In the public policy arena, the law of unintended consequences is one that the venture capital asset class has become all too familiar with over the last several years. Regulatory and legislative initiatives that were built upon the noble intention of protecting investors also carried with them the uncanny capacity to negatively impact our ability to build companies.
Following on the heels of the Sarbanes Oxley Act and the FASB proposal to mandate the expensing of employee stock options for public and private companies, a new threat has emerged. The Securities & Exchange Commission’s recent proposal to require the registration of hedge fund advisers places us on the edge of a slippery slope where we could fall into unnecessary and inadvertent regulation.
The SEC’s proposal for hedge fund registration is the result of a multi-year investigation and rulemaking process. The proposal was released for comment in mid-July on a 3-2 vote, with Commissioners Atkins and Glassman vigorously dissenting. The NVCA does not have a position on the proposed hedge fund rule as it relates to the hedge fund industry. However, because venture capital and hedge funds are covered by the same rules that provide exclusions and exemptions for SEC regulation, we are concerned with how this latest proposed ruling may affect our businesses.
The SEC process never involved venture capital and rightly so. Venture capital and hedge funds are mutually exclusive, unrelated vehicles-with dissimilar investment strategies, focused on a different universe of investors. Venture capital funds are comprised almost exclusively of sophisticated institutional investors with a seven-to-12-year time horizon who want to invest in privately held companies. Investors have no control over short- term liquidity in venture capital.
Conversely, hedge funds invest on behalf of institutions and individuals who are seeking greater liquidity and are generally looking for trading opportunities. Hedge funds use a variety of investment vehicles and take long and short positions in many markets. Interests in hedge funds are often sold by brokers who have no influence on the direction of investments.

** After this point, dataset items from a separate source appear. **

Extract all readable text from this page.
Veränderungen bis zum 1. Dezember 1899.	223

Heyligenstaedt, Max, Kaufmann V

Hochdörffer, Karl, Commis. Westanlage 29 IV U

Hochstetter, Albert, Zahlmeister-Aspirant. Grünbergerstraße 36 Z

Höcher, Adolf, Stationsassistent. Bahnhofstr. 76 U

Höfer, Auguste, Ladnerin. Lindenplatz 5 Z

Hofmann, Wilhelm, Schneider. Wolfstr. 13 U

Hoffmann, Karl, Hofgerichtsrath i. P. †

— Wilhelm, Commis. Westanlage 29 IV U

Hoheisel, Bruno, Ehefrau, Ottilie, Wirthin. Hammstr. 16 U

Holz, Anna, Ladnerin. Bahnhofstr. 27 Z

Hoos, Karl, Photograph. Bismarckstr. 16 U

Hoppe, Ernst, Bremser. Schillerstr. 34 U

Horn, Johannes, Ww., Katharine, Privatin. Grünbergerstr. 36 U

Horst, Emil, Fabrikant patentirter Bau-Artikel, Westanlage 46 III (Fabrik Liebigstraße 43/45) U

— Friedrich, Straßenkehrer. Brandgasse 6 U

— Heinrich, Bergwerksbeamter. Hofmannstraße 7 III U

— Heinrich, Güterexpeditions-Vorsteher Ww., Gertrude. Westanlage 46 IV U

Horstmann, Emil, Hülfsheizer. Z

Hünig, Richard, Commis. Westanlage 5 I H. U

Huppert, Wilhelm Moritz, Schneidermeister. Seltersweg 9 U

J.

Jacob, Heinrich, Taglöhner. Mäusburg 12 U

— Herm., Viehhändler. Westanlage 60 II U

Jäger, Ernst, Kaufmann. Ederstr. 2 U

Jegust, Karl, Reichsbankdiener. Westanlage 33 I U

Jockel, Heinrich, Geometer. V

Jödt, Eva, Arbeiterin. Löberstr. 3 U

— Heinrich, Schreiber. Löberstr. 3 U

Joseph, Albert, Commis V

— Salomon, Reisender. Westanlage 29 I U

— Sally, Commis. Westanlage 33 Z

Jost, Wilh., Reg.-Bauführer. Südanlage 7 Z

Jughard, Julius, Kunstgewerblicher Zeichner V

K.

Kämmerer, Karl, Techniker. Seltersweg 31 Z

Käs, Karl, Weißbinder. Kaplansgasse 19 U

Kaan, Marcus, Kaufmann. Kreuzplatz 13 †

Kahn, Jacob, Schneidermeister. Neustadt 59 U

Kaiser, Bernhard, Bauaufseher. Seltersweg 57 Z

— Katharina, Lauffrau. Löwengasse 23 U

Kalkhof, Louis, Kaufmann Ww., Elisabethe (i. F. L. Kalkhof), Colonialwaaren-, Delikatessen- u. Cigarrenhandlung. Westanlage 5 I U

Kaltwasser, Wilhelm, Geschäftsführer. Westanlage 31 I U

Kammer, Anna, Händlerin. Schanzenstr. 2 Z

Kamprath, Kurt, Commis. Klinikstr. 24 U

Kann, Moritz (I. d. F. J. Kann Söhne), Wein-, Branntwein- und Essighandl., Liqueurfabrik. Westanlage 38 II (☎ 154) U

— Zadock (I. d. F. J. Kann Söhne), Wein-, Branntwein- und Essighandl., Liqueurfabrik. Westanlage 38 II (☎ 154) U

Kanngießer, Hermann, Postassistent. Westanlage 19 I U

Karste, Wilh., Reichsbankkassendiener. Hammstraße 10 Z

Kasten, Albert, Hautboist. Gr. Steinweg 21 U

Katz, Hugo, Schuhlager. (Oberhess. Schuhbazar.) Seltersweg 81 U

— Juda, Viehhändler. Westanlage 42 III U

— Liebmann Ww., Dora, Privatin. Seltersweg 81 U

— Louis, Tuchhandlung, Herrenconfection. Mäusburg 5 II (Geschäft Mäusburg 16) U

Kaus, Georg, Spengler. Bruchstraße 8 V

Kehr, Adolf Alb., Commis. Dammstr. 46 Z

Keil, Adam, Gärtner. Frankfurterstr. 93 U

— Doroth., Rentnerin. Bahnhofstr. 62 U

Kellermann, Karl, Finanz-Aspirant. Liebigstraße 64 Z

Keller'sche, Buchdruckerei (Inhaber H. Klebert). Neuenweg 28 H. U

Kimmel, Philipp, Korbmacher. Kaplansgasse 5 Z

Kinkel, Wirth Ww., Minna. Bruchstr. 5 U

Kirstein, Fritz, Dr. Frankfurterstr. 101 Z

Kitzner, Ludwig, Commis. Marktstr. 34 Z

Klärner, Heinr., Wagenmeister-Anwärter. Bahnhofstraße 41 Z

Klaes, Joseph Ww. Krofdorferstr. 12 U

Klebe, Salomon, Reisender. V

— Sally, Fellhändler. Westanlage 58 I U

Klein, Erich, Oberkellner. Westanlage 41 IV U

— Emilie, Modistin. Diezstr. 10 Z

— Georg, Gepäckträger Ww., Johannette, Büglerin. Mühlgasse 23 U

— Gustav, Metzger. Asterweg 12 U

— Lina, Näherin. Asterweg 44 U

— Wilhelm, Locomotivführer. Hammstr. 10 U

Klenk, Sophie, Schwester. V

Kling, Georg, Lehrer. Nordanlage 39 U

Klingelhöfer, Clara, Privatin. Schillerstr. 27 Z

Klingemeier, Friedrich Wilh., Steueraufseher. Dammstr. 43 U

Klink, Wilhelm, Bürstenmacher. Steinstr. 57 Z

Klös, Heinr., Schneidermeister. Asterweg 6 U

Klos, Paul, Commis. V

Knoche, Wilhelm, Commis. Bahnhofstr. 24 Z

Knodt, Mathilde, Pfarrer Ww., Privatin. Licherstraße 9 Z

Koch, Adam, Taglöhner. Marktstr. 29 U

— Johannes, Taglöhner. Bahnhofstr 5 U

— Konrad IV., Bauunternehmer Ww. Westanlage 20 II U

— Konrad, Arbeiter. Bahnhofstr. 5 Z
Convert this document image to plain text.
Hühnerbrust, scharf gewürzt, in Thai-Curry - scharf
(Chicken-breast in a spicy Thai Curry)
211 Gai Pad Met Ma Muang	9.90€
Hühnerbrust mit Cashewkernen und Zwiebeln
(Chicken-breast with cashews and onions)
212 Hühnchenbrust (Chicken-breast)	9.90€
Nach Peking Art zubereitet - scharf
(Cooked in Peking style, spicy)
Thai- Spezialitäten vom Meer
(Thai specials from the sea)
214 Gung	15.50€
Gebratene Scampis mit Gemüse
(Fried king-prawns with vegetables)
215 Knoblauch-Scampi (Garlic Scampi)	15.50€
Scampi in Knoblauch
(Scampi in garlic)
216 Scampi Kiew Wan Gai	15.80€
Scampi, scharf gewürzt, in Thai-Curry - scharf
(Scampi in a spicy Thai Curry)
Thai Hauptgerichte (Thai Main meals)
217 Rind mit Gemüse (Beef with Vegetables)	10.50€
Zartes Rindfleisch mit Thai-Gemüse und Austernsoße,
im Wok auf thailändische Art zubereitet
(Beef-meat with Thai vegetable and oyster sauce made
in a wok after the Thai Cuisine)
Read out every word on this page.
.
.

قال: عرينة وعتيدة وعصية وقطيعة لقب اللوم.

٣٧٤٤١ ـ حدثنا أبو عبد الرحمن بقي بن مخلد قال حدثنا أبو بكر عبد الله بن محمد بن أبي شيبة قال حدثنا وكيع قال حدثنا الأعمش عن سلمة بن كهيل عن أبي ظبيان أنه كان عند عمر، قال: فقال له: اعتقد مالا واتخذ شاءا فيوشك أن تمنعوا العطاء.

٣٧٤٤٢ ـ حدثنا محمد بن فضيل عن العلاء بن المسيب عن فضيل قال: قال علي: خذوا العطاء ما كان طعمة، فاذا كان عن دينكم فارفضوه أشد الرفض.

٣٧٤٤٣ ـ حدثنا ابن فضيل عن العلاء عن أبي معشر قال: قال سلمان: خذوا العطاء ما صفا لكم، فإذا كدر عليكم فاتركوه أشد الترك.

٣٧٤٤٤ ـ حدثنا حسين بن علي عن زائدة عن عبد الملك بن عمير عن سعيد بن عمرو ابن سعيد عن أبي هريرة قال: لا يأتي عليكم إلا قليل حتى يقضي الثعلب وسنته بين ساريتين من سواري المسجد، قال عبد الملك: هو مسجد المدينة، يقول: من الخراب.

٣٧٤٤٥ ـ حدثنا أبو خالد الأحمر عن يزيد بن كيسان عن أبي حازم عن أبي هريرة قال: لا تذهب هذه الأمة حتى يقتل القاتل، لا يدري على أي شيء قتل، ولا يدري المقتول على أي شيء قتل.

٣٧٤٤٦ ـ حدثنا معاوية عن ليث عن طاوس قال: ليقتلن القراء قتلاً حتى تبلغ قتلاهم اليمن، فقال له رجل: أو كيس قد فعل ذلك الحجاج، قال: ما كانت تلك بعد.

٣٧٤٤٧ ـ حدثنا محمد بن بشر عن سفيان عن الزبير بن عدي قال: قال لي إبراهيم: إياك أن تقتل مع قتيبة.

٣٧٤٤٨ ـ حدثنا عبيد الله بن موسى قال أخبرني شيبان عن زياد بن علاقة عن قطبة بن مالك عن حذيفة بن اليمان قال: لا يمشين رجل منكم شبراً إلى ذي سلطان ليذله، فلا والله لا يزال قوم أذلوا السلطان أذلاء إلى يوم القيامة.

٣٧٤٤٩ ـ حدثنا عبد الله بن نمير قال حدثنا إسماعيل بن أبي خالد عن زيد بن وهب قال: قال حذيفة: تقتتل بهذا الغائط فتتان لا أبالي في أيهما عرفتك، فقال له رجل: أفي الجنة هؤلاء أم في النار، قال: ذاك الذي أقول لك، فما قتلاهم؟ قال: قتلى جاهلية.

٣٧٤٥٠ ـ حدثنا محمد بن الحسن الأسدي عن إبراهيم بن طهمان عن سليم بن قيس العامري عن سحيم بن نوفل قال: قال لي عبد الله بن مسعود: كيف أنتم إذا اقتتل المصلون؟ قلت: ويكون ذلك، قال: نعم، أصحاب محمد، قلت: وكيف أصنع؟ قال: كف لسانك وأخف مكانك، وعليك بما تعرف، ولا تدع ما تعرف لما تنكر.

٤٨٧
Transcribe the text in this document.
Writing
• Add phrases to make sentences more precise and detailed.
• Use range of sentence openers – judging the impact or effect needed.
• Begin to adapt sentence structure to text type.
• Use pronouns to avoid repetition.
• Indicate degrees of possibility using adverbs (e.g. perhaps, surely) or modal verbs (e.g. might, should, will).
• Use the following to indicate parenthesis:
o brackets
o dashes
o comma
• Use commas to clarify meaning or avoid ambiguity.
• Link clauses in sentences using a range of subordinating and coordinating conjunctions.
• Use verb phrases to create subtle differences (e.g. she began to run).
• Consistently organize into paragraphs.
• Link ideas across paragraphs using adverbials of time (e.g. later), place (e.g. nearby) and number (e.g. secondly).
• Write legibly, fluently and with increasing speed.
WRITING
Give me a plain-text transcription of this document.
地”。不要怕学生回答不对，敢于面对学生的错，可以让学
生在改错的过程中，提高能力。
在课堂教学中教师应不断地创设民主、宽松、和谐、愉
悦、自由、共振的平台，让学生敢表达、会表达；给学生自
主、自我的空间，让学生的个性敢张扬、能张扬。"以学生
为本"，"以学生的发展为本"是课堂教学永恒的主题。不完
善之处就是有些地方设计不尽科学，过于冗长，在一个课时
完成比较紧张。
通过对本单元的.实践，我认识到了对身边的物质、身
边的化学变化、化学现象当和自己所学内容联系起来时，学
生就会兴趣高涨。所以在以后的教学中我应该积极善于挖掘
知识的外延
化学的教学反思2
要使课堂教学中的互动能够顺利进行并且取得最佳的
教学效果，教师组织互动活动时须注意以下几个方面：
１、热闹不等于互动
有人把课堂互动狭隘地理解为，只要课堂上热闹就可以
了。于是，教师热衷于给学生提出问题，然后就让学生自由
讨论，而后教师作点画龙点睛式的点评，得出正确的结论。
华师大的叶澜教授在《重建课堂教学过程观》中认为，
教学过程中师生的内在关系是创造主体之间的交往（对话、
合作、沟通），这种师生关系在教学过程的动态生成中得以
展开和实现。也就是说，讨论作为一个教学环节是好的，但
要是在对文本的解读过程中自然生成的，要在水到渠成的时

Despite the SEC’s acknowledgement of these differences, there are nuances in the proposed hedge fund regulation that give us pause, particularly as it relates to exemptions for venture funds. One example is the SEC’s suggestion that pension fund investment in hedge funds amounts to significant “retailization,” which justifies SEC registration. On a standalone basis, this generalization could apply to venture capital. Another example involves the SEC’s definition of a “private fund,” which triggers the new regulation.
As it stands today, the proposal includes venture capital in two of the three parts of the definition. The third part involves a two-year investment lockup requirement for exemption. While most private equity funds can meet this criterion, there could be circumstances not covered by the exemption language in which limited partners may need to liquidate their investment before two years. It is critical that the language in this definition is crystal clear and covers such circumstances.
Another example of language that is problematic is the “fund as client” definition. The Investment Advisors Act currently exempts from registration a VC fund that has fewer than 15 clients. SEC regulations define a client to be the venture capital fund itself, rather than the individual LPs because the general partners focus on the investment goals of the fund rather than the individual investors. VC firms typically do not manage more than 14 funds at the same time, so they are exempt from registration. Under the new registration requirement, this interpretation would no longer apply to advisors of “private funds” and they would be required to count each LP as a client, making the 15 client exception unavailable for most firms.
The concerns that led to the SEC hedge fund investigation are unrelated to venture capital. Yet, the dissenting views of Atkins and Glassman suggest that the proposal has future implications for private equity and VC. It appears that Chairman Donaldson is eager to act on a final rule-probably by year-end or perhaps even before the election. The venture capital industry should be equally as eager to raise the appropriate questions around this proposal and its implications for our future.